Embedded Si Fan Out: A Low Cost Wafer Level Packaging Technology without Molding and De-Bonding Processes

Abstract

Advanced packaging technology plays more and more important role for device miniaturization, system integration, and performance enhancement. Among many new packaging technologies, fan-out wafer level packaging (FOWLP) aroused more interests and showed the advantages of higher number of I/Os, integration flexibilities, low cost, and small form factor due to the elimination of substrate. However, FOWLP using epoxy mold compound (EMC) material faces a number of technical challenges such as warpage wafer handling, difficult to fabricate fine-pitch redistribution layer (RDL), and reliability issues for large package due to the CTE mismatch between chip and EMC. In addition, for high performance SiP, advanced FOWLP with multilayer fine-pitch RDLs, excellent alignment accuracy, shortest interconnect routing between dies, and ultra small form factor was required.

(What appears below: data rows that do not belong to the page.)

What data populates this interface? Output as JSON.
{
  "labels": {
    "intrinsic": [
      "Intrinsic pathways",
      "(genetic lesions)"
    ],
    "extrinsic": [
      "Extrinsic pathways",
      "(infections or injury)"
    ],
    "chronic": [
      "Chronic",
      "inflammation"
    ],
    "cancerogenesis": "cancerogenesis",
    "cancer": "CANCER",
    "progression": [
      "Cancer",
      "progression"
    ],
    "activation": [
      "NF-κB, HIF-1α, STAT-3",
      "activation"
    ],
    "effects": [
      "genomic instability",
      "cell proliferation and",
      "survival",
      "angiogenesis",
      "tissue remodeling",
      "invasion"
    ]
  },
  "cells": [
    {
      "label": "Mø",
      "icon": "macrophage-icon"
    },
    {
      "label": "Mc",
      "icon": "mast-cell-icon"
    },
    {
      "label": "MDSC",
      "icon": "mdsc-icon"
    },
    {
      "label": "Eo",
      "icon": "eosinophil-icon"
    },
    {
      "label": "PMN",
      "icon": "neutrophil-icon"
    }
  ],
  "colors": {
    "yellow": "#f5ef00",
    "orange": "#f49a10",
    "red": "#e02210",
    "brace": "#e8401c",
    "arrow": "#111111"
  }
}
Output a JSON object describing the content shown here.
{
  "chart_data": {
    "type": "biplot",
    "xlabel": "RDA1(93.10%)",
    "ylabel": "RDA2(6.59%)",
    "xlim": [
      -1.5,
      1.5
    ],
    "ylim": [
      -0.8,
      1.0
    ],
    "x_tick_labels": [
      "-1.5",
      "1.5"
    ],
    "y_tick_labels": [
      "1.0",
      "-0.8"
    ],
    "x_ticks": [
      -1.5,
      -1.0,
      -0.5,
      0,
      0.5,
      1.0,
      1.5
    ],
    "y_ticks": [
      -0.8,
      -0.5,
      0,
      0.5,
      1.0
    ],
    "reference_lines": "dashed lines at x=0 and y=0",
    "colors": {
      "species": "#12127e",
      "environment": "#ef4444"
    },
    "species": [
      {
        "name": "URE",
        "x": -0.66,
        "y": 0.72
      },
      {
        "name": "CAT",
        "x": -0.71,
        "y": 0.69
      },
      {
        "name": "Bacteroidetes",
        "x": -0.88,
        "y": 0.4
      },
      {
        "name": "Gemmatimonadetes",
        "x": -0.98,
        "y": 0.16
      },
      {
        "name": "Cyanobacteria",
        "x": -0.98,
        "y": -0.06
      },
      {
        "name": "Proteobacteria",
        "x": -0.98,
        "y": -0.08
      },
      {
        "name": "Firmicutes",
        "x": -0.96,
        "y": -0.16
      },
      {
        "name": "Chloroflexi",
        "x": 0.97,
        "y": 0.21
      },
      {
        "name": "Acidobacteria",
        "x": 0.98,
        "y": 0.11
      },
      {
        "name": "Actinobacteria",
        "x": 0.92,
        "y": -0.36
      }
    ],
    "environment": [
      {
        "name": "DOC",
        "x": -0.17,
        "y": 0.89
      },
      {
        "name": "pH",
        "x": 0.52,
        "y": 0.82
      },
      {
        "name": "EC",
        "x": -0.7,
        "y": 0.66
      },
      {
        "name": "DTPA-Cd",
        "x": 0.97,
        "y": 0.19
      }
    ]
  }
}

In this paper, the development of a wafer level embedded silicon fan-out, named eSiFO technology was reported. For eSiFO package, the known good dies are embedded in the cavities formed on silicon wafer and the micro-scale gap between the dies and cavities is filled by epoxy material. An almost entire silicon surface was constructed as the fan-out area for RDL and BGA. The process is simple comparing with standard FOWLP since there is no molding, temporary bonding and de-bonding process. The key advantage is that the CTE for dies and silicon wafer is same and there is no warpage issue during manufacturing which results in good packaging yield. An eSiFO package with size of 3.3×3.3mm, one layer RDL and 50 BGAs was successfully demonstrated. The results proved that the process of eSiFO was simple and suitable for high density system integration with ultra low profile. Various reliability tests were carried out to study the package reliability and no failure was found. The simulation results show that for the same package, eSiFO has lower thermal stress than FOWLP using EMC.